Melbourne journalist and author Rachelle Unreich told EducationDaily that she hopes her recent book about her Holocaust survivor mother’s life, A Brilliant Life, helps enrich the documented Holocaust history taught to Australian school students as part of the Australian Curriculum.
“The answer is in education and knowledge. It makes it harder to put people in the box of ‘different’ and therefore undesirable; it is also important to learn from the lessons of history so that it is not repeated.”
Ms Unreich says her mother Mira was a highly unusual Holocaust survivor in that “she witnessed many historical events” first-hand.
“She met three escapees from two death camps – Treblinka and Auschwitz. She saw the hanging of resistance leader Rosa Robota in Auschwitz. She came face-to-face with the monstrous Dr Mengele. And she survived four concentration camps, including Auschwitz – entering the first when she was just 17 – and a death march.”
Celebrating strength, resilience – and an unwavering ability to find joy
“The Holocaust wiped out one-third of Europe’s Jewish community – 6 million Jewish people- with Hitler’s murderous agenda to free the world of Jews. But it didn’t begin with monsters doing terrible things. It started with antisemitic slurs and stereotypes of Jewish people being perpetuated, with a hatred that was allowed to fester, and bystanders watching on,” Ms Unreich says.
By writing her mother’s experiences during WWII, she says she wants readers “to remember this history so no one could ever deny it happened, but I also hope they take note of how she lived afterwards: not only displaying strength and resilience, but joy, too”.
“I learned so much from her life lessons, and I think she could guide others with her wisdom and her dedication to living a happy and purposeful life,” Ms Unreich told EducationDaily.
As a young girl, Mira was forced to abandon her dreams – and her education. Because she was Jewish, she stopped school at the age of 13 and then spent her teenage years in four concentration camps, where she saw her mother murdered. Once she was liberated when WWII ended, at the age of 18, she married and moved to Prague, Antwerp, Milan and later Paris.
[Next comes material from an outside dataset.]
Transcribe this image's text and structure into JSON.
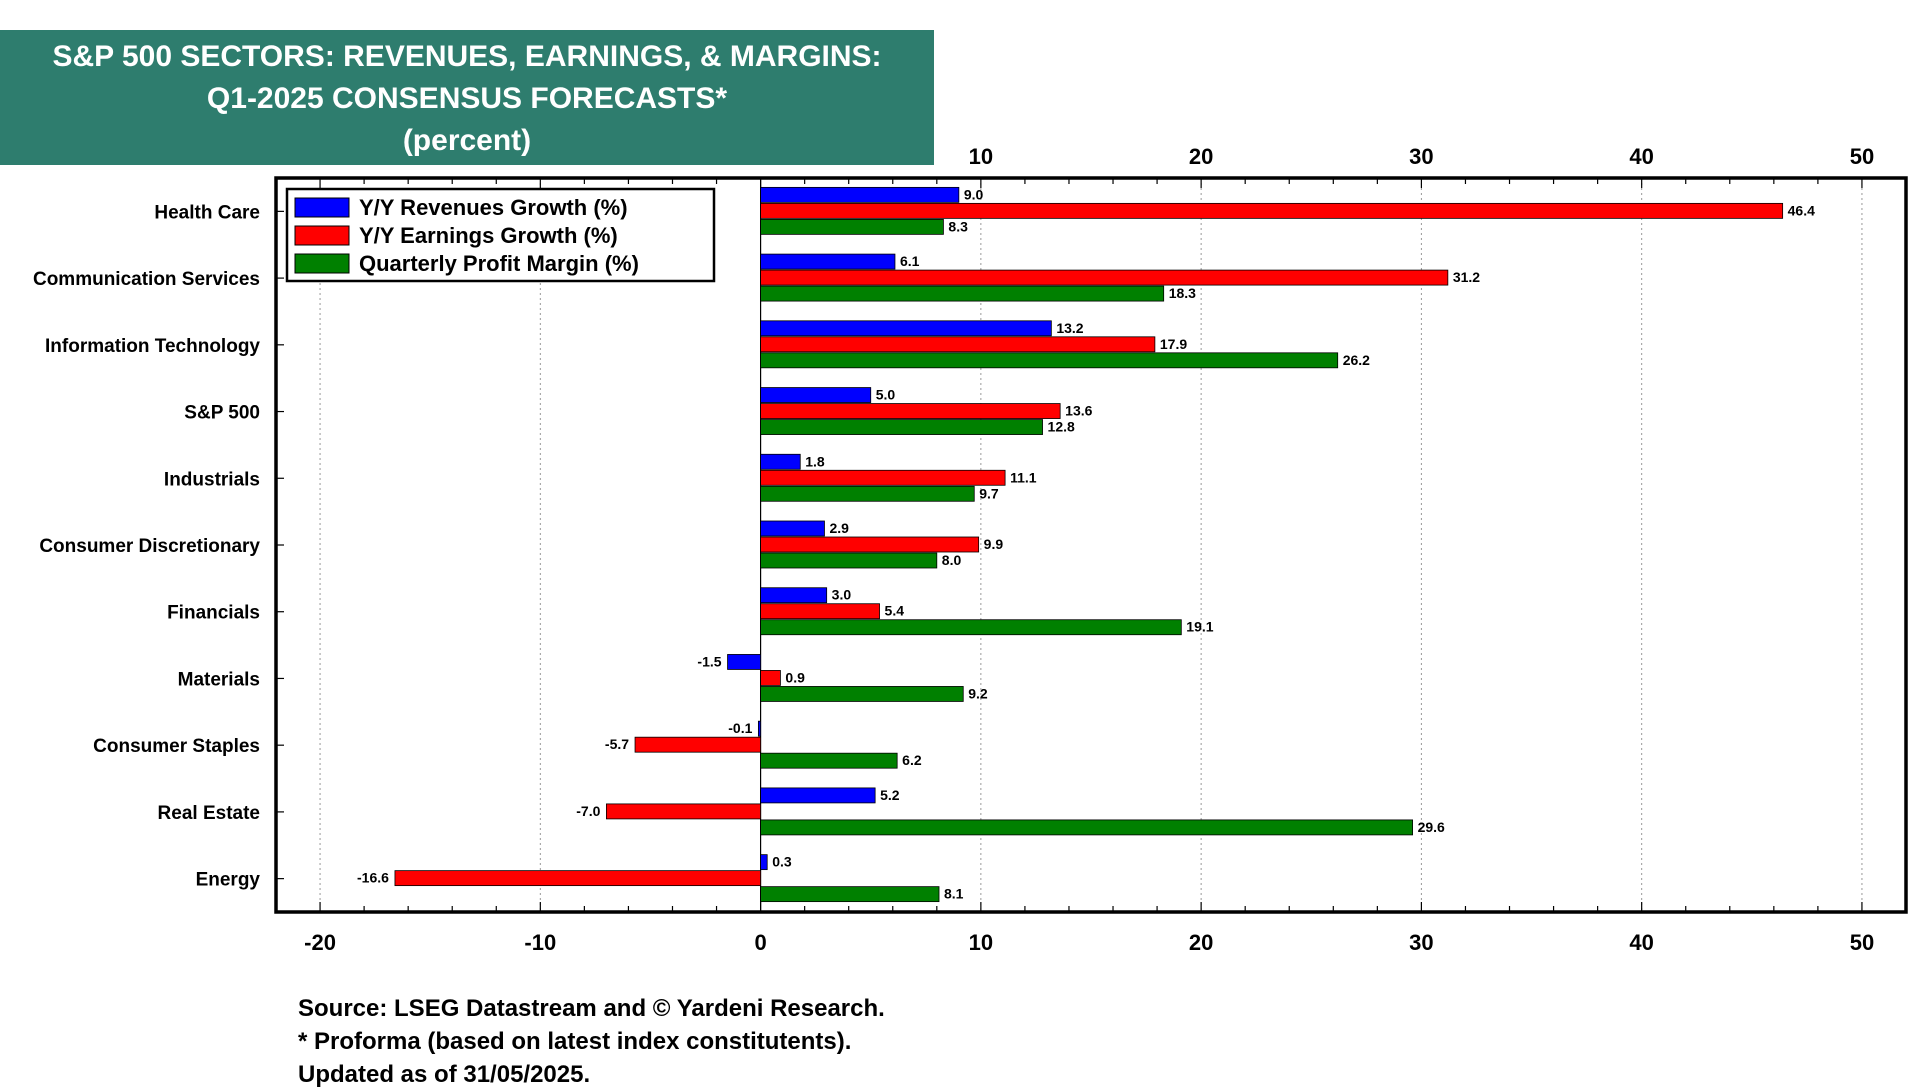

Thirteen years later, Mira migrated to Melbourne with her young family, married for a second time, and had her fourth child, Rachelle.
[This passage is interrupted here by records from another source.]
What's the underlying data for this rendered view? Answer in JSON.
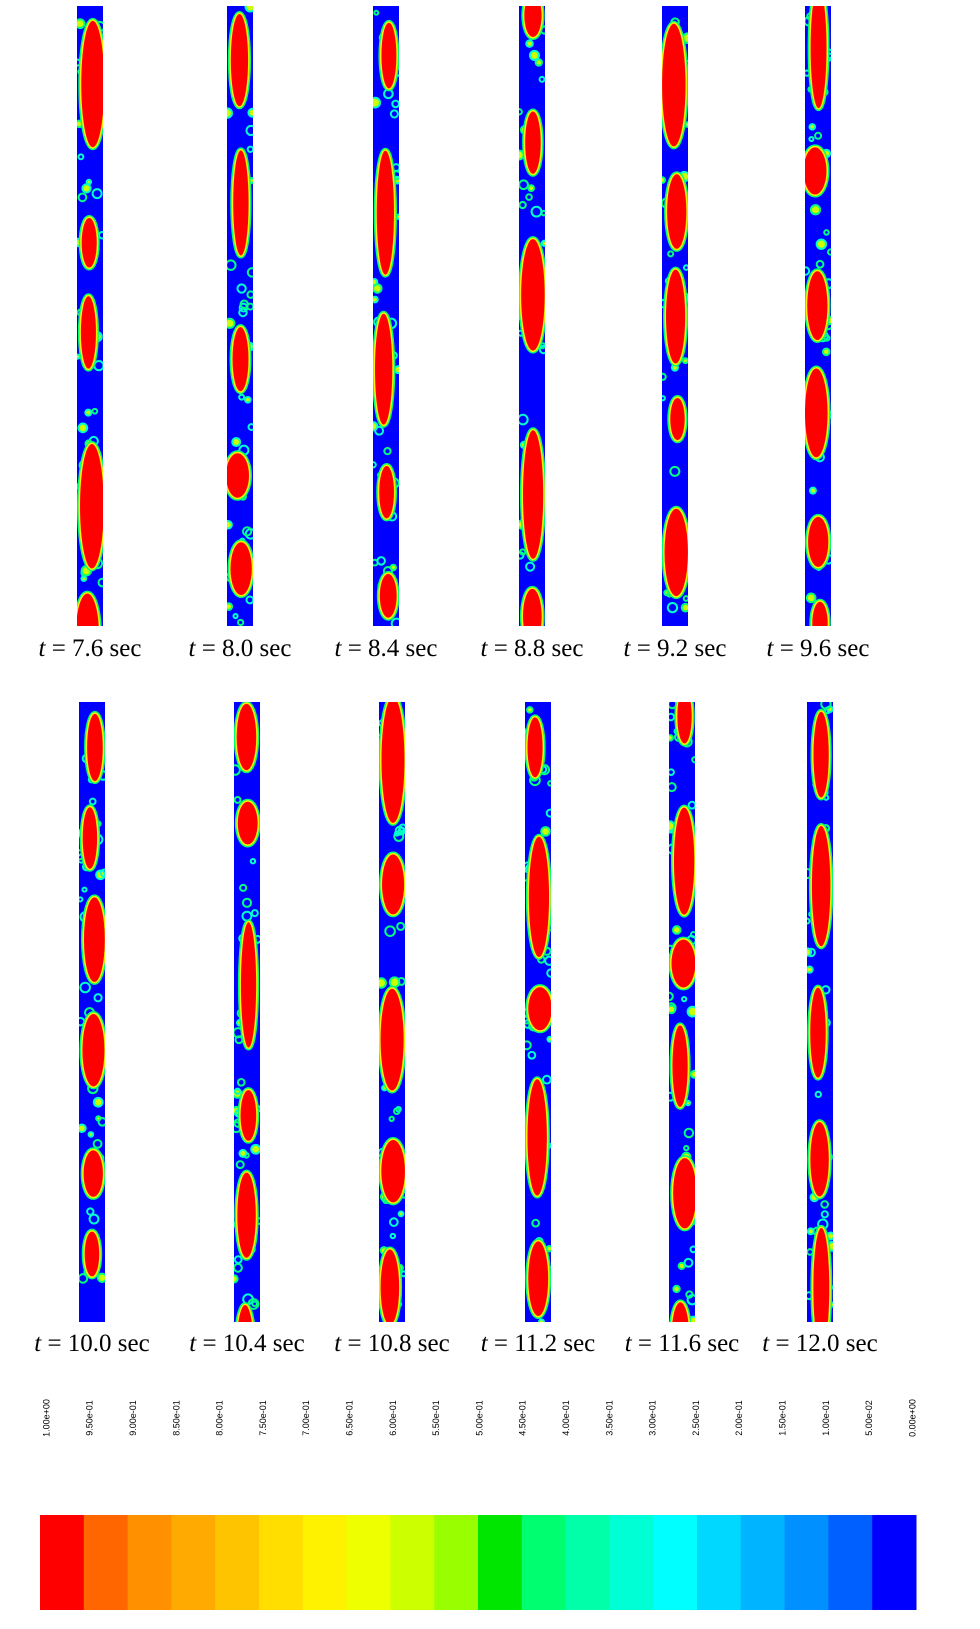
{
  "panels": [
    {
      "var": "t",
      "text": "= 7.6 sec"
    },
    {
      "var": "t",
      "text": "= 8.0 sec"
    },
    {
      "var": "t",
      "text": "= 8.4 sec"
    },
    {
      "var": "t",
      "text": "= 8.8 sec"
    },
    {
      "var": "t",
      "text": "= 9.2 sec"
    },
    {
      "var": "t",
      "text": "= 9.6 sec"
    },
    {
      "var": "t",
      "text": "= 10.0 sec"
    },
    {
      "var": "t",
      "text": "= 10.4 sec"
    },
    {
      "var": "t",
      "text": "= 10.8 sec"
    },
    {
      "var": "t",
      "text": "= 11.2 sec"
    },
    {
      "var": "t",
      "text": "= 11.6 sec"
    },
    {
      "var": "t",
      "text": "= 12.0 sec"
    }
  ],
  "colorbar": {
    "labels": [
      "1.00e+00",
      "9.50e-01",
      "9.00e-01",
      "8.50e-01",
      "8.00e-01",
      "7.50e-01",
      "7.00e-01",
      "6.50e-01",
      "6.00e-01",
      "5.50e-01",
      "5.00e-01",
      "4.50e-01",
      "4.00e-01",
      "3.50e-01",
      "3.00e-01",
      "2.50e-01",
      "2.00e-01",
      "1.50e-01",
      "1.00e-01",
      "5.00e-02",
      "0.00e+00"
    ],
    "colors": [
      "#ff0000",
      "#ff6600",
      "#ff9000",
      "#ffaa00",
      "#ffc400",
      "#ffde00",
      "#fff200",
      "#eeff00",
      "#ccff00",
      "#99ff00",
      "#00e600",
      "#00ff70",
      "#00ffa8",
      "#00ffd4",
      "#00ffff",
      "#00d8ff",
      "#00b4ff",
      "#0090ff",
      "#0060ff",
      "#0000ff"
    ]
  }
}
Although Ms Unreich says she was aware of the basics of her mother’s Holocaust history, being a journalist helped her process the many horrors of her mother’s life she explored in more gruelling detail through the process of stitching the traumatic events of her family’s past together.
“I knew how to research and managed to find much material, including deportation lists to camps, descendants of people who grew up with my mother, archived testimonies of some individuals I’d written about,” she says.
“As a daughter, I was trying to explore this puzzle of my mother Mira. How had she retained her buoyancy? What helped her survive? I thought I was uncovering who she was, but because it forced me to reflect on the way I was raised and the values with which I was brought up, I ended up uncovering pieces of myself, too.”
Ms Unreich interviewed her mother Mira during her final stages of terminal cancer – painstakingly documenting memories of pre-war life, as well as the life she was forced to endure during WWII.
There are dark moments but, despite the undeniable brutality her mother witnessed and experienced, Ms Unreich wants people to see the sunny side of her mother’s personality – and her ability to love and be loved by the people she met throughout her long life.
“As I get older, I appreciate even more what a joyous mother she was,” Ms Unreich says.
“There was a time she was ready to die, because she was so weak and ill, but she never gave up. It was a choice, and she chose to have faith and look forward.”
Survival stories of facing death hold valuable lessons for educators and students
One of the most important lessons her mother taught her, Ms Unreich told EducationDaily, flows from a regular saying her mother lived by:
‘Help yourself and God will help you.’
“It doesn’t really have anything to do with religious beliefs: it was a saying that meant, don’t wait to be rescued. Save yourself, in life. Be proactive when you face a challenge, and from that positive things will follow,” Ms Unreich says.
For educators teaching Australian school students about the Holocaust, she says there are many valuable lessons that should not be forgotten.
“Ordinary people can do evil things, but individuals can prevent them. One person might feel helpless in the face of an opposing majority, but they can make a huge difference to the collective good. Be an upstander, not a bystander.”